A mixed approach might be best:
Nurse or clinician calls for patients who are at higher risk (for example, those with LACE index scores of 10 or more).
Trained nonmedical personnel for general follow-ups using clear call scripts.
AI and automated messages for routine reminders and check-ins.
Calls made within 48-72 hours after discharge are important to catch problems early and avoid readmissions. Workflows should make sure discharge information is reviewed before calls, use teach-back to confirm patient understanding, and keep good records.
Also, addressing patients’ social needs is important. Connecting patients to local help or transportation services improves following care plans and satisfaction. IT teams should make sure hospital data, follow-up tools, and outpatient records work well together.
Post-discharge follow-up calls, no matter who makes them, improve patient satisfaction and reduce readmissions.
No single call method is clearly better than others.
Scripts and structured communication help all methods work better.
Transitional Care Management programs cut readmissions and lower healthcare costs.
Checking medicines and addressing social factors are important for good follow-up.
Using AI and automation improves efficiency and keeps calls consistent.
Linking AI with EHR systems and data helps improve care quality and continuity.
Language support is needed to communicate fairly with diverse patients.
Medical practices in the US that want to improve care after hospital discharge should use a combination of clinical judgment and technology. This can help them give better care, reduce avoidable readmissions, and improve patient experience while controlling costs.
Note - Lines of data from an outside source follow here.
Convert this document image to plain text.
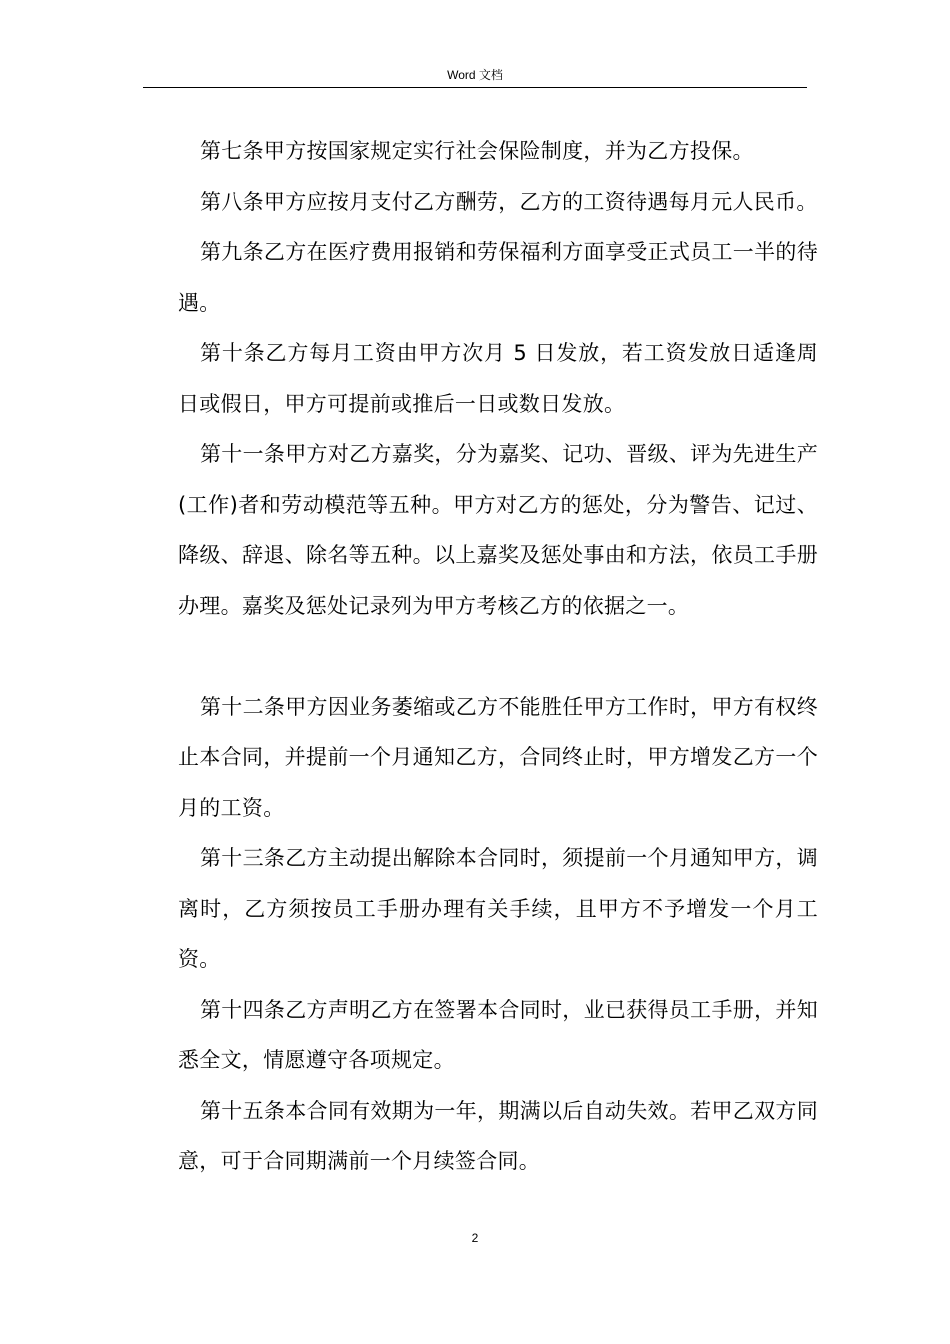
Word 文档

第七条甲方按国家规定实行社会保险制度，并为乙方投保。

第八条甲方应按月支付乙方酬劳，乙方的工资待遇每月元人民币。

第九条乙方在医疗费用报销和劳保福利方面享受正式员工一半的待遇。

第十条乙方每月工资由甲方次月 5 日发放，若工资发放日适逢周日或假日，甲方可提前或推后一日或数日发放。

第十一条甲方对乙方嘉奖，分为嘉奖、记功、晋级、评为先进生产(工作)者和劳动模范等五种。甲方对乙方的惩处，分为警告、记过、降级、辞退、除名等五种。以上嘉奖及惩处事由和方法，依员工手册办理。嘉奖及惩处记录列为甲方考核乙方的依据之一。

第十二条甲方因业务萎缩或乙方不能胜任甲方工作时，甲方有权终止本合同，并提前一个月通知乙方，合同终止时，甲方增发乙方一个月的工资。

第十三条乙方主动提出解除本合同时，须提前一个月通知甲方，调离时，乙方须按员工手册办理有关手续，且甲方不予增发一个月工资。

第十四条乙方声明乙方在签署本合同时，业已获得员工手册，并知悉全文，情愿遵守各项规定。

第十五条本合同有效期为一年，期满以后自动失效。若甲乙双方同意，可于合同期满前一个月续签合同。

2
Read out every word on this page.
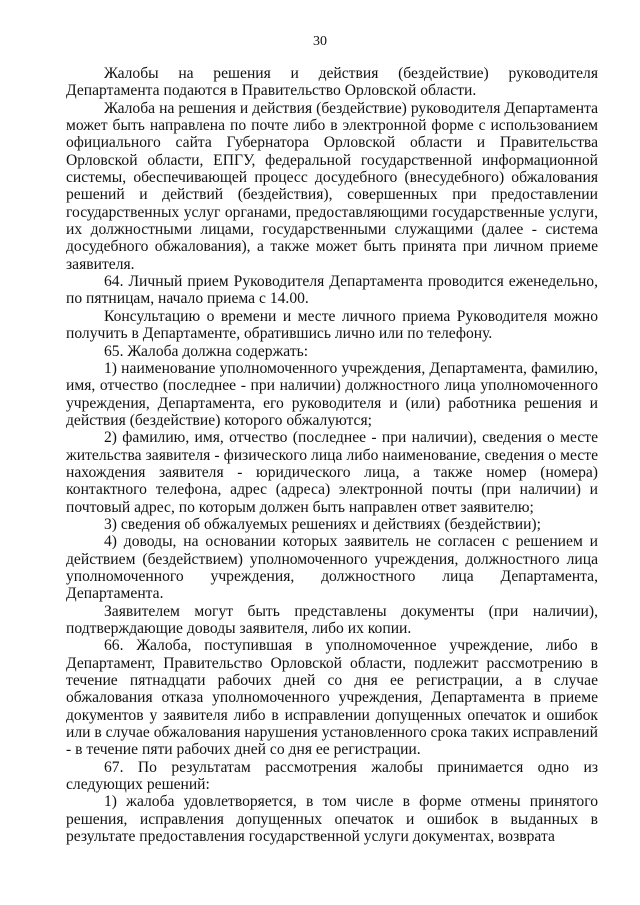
30

Жалобы на решения и действия (бездействие) руководителя Департамента подаются в Правительство Орловской области.

Жалоба на решения и действия (бездействие) руководителя Департамента может быть направлена по почте либо в электронной форме с использованием официального сайта Губернатора Орловской области и Правительства Орловской области, ЕПГУ, федеральной государственной информационной системы, обеспечивающей процесс досудебного (внесудебного) обжалования решений и действий (бездействия), совершенных при предоставлении государственных услуг органами, предоставляющими государственные услуги, их должностными лицами, государственными служащими (далее - система досудебного обжалования), а также может быть принята при личном приеме заявителя.

64. Личный прием Руководителя Департамента проводится еженедельно, по пятницам, начало приема с 14.00.

Консультацию о времени и месте личного приема Руководителя можно получить в Департаменте, обратившись лично или по телефону.

65. Жалоба должна содержать:

1) наименование уполномоченного учреждения, Департамента, фамилию, имя, отчество (последнее - при наличии) должностного лица уполномоченного учреждения, Департамента, его руководителя и (или) работника решения и действия (бездействие) которого обжалуются;

2) фамилию, имя, отчество (последнее - при наличии), сведения о месте жительства заявителя - физического лица либо наименование, сведения о месте нахождения заявителя - юридического лица, а также номер (номера) контактного телефона, адрес (адреса) электронной почты (при наличии) и почтовый адрес, по которым должен быть направлен ответ заявителю;

3) сведения об обжалуемых решениях и действиях (бездействии);

4) доводы, на основании которых заявитель не согласен с решением и действием (бездействием) уполномоченного учреждения, должностного лица уполномоченного учреждения, должностного лица Департамента, Департамента.

Заявителем могут быть представлены документы (при наличии), подтверждающие доводы заявителя, либо их копии.

66. Жалоба, поступившая в уполномоченное учреждение, либо в Департамент, Правительство Орловской области, подлежит рассмотрению в течение пятнадцати рабочих дней со дня ее регистрации, а в случае обжалования отказа уполномоченного учреждения, Департамента в приеме документов у заявителя либо в исправлении допущенных опечаток и ошибок или в случае обжалования нарушения установленного срока таких исправлений - в течение пяти рабочих дней со дня ее регистрации.

67. По результатам рассмотрения жалобы принимается одно из следующих решений:

1) жалоба удовлетворяется, в том числе в форме отмены принятого решения, исправления допущенных опечаток и ошибок в выданных в результате предоставления государственной услуги документах, возврата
The review focuses on the various techniques of post-discharge follow-up phone calls and their impact on patient outcomes and satisfaction.
The methods discussed include calls by registered nurses/advanced practice nurses, trained nonmedical personnel, and communication via automated short messaging systems (SMS).
Effective discharge planning and education may directly influence patient outcomes, including satisfaction and readmission rates.
Follow-up calls by nonmedical personnel may serve as beneficial adjuncts to traditional nurse-driven follow-up methods.
The review found no consistent findings indicating that one follow-up method is more beneficial than another for patient outcomes.
Healthcare costs should be considered when identifying which follow-up technique serves as best practice.
Patient satisfaction is measured in relation to the follow-up methods employed post-discharge.
Scripting may be beneficial for all follow-up methods to ensure consistency and effectiveness.
The review indicated improvements in patient outcomes associated with post-discharge follow-up, including reduced readmission rates.
The integrative review was published on October 13, 2023.